📚 Coursework

Temporal Grounding for Video VLMs (2026)

Temporal Grounding이 2024년까지 DETR 기반 boundary regression이었다면, 2025-2026년에는 VLM이 timestamp를 직접 emit하는 생성 문제로 재정의되었다. Time-R1(NeurIPS 2025), VideoMind(ICLR 2026), MeCo(ICLR 2026), VideoITG(CVPR 2026 Highlight), TimeLens(CVPR 2026) 6편의 2026 핵심 논문과 12개 신규 paper 아이디어·데이터 조사까지.

고급 10 chapters Python

커리큘럼

10 chapters

🎯What is Temporal Grounding

Temporal Grounding 이란 무엇인가

Temporal Grounding은 비디오 V와 자연어 query q가 주어졌을 때, q가 묘사하는 사건의 시간 구간 [t_start, t_end]를 찾는 task다. 2024년까지 proposal/DETR 기반의 boundary regression 문제였다면, 2025–2026년에는 VLM이 timestamp를 token으로 직접 emit하는 verbal generation 문제로 재정의되었다. Time-R1(arXiv:2503.13377)이 zero-shot으로 Charades-STA [email protected]=78.1을 찍어 SFT baseline인 VideoChat-Flash 74.5를 넘은 사건이 이 패러다임 전환의 상징이다.

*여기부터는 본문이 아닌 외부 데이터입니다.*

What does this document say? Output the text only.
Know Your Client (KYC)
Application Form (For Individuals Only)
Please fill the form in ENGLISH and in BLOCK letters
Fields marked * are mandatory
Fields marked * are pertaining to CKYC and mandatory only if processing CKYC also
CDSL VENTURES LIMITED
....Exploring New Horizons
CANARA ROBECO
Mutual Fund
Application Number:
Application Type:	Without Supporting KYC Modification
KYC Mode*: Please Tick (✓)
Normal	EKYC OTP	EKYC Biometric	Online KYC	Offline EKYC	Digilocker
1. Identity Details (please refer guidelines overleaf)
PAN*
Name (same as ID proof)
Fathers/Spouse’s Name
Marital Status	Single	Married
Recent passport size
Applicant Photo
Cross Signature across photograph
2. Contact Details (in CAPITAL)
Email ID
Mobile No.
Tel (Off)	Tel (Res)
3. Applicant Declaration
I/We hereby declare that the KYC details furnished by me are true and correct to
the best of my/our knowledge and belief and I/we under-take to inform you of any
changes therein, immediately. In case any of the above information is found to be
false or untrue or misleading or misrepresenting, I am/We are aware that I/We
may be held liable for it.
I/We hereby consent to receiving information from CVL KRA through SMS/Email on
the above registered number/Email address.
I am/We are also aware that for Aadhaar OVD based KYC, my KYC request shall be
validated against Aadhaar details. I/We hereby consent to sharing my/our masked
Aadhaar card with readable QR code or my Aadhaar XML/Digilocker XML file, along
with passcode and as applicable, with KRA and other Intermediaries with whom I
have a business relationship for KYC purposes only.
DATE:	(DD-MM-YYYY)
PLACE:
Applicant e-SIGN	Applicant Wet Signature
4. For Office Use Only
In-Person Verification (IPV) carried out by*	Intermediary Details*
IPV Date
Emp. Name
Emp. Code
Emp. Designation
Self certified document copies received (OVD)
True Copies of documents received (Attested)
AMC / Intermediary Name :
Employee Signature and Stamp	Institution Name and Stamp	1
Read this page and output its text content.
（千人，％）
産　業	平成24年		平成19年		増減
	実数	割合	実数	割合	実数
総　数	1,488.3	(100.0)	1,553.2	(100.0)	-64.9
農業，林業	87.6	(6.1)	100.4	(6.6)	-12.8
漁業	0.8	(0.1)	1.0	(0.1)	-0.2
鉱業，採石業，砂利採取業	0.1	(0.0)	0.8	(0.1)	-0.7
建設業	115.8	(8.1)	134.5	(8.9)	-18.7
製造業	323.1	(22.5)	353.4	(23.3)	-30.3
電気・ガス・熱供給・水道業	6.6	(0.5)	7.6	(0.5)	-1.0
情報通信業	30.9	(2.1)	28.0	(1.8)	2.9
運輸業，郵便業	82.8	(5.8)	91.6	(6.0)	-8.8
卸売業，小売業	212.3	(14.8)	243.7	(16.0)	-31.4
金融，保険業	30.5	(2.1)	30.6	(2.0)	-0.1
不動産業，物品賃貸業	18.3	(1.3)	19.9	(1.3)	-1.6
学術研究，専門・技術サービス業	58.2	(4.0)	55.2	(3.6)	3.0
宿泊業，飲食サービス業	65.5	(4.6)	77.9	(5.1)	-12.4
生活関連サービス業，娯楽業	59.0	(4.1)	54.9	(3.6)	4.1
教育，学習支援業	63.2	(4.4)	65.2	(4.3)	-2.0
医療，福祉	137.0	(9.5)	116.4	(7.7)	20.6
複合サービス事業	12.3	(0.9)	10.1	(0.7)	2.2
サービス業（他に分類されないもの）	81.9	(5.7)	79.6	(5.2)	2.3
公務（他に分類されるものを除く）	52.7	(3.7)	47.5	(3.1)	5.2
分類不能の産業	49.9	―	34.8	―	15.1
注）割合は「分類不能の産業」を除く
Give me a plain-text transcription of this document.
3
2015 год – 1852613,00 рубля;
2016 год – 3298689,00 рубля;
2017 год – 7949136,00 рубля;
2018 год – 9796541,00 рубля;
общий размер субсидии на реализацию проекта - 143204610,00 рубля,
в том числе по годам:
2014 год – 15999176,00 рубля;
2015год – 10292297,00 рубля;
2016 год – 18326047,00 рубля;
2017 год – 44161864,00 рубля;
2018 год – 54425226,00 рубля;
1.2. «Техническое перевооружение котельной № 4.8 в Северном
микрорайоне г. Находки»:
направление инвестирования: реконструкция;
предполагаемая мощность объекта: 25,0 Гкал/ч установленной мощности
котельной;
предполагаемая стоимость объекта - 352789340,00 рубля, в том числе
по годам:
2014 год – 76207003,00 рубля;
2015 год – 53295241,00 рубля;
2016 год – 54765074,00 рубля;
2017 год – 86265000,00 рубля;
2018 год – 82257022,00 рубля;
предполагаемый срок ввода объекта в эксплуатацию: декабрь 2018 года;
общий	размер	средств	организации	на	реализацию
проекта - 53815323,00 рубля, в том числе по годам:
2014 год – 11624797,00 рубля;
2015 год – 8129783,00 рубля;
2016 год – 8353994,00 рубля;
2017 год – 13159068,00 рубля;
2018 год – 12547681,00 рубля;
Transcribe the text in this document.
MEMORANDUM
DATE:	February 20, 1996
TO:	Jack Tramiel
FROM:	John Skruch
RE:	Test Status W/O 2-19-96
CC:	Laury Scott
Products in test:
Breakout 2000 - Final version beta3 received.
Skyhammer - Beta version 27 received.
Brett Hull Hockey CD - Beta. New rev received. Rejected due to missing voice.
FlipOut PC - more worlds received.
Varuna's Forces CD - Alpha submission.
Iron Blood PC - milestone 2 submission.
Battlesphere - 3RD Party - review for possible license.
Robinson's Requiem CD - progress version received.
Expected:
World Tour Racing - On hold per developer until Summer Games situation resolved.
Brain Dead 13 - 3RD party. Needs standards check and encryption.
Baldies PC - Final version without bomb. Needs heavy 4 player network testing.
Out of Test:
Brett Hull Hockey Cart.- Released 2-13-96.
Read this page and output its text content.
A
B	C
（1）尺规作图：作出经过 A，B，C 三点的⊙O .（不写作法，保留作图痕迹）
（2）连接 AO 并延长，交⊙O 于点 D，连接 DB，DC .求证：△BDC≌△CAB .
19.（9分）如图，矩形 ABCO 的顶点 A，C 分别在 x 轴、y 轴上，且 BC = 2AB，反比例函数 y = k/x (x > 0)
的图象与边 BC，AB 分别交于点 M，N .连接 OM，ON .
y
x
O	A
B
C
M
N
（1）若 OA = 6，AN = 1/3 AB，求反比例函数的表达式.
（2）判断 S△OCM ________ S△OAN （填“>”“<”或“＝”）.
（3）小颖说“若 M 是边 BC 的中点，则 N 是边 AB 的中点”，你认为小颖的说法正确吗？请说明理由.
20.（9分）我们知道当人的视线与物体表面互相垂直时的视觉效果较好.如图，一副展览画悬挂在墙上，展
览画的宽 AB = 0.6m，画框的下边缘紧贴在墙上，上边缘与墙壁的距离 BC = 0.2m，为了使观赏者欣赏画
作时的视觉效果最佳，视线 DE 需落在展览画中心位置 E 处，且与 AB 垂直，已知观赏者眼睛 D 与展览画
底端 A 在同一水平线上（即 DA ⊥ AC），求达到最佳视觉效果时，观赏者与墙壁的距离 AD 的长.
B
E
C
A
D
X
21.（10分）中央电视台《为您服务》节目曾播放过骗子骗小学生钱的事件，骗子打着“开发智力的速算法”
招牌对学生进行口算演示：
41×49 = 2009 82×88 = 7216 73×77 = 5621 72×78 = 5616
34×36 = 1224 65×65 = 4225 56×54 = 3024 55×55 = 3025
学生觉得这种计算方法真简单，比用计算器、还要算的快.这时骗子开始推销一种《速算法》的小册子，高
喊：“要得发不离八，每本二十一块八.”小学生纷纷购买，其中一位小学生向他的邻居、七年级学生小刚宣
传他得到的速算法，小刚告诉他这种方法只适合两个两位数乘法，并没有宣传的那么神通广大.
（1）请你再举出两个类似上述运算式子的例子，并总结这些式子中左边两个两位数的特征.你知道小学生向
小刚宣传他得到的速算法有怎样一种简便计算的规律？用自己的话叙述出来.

Task family — TSG vs MR vs TALFormal problem definition (V, q → [t_s, t_e])Eval metrics: R@N@IoU, mIoU, mAP, HIT@1

📏Benchmark Landscape & 7 Biases

벤치마크 지형도와 7가지 bias

Temporal grounding 벤치마크는 Charades-STA 30초짜리부터 ExtremeWhenBench 9시간짜리까지 시간 척도가 1,000배 차이가 난다. 같은 task 이름을 달고 있어도 측정하는 능력이 완전히 다르며, 7가지 known bias (caption-only prior, word shortcut, negative annotation 부재, localization-description entanglement, discrete granularity, train/test leak, long-form scarcity) 때문에 in-domain 점수만 보면 진짜 grounding이 아니라 dataset hack을 측정하는 결과가 된다.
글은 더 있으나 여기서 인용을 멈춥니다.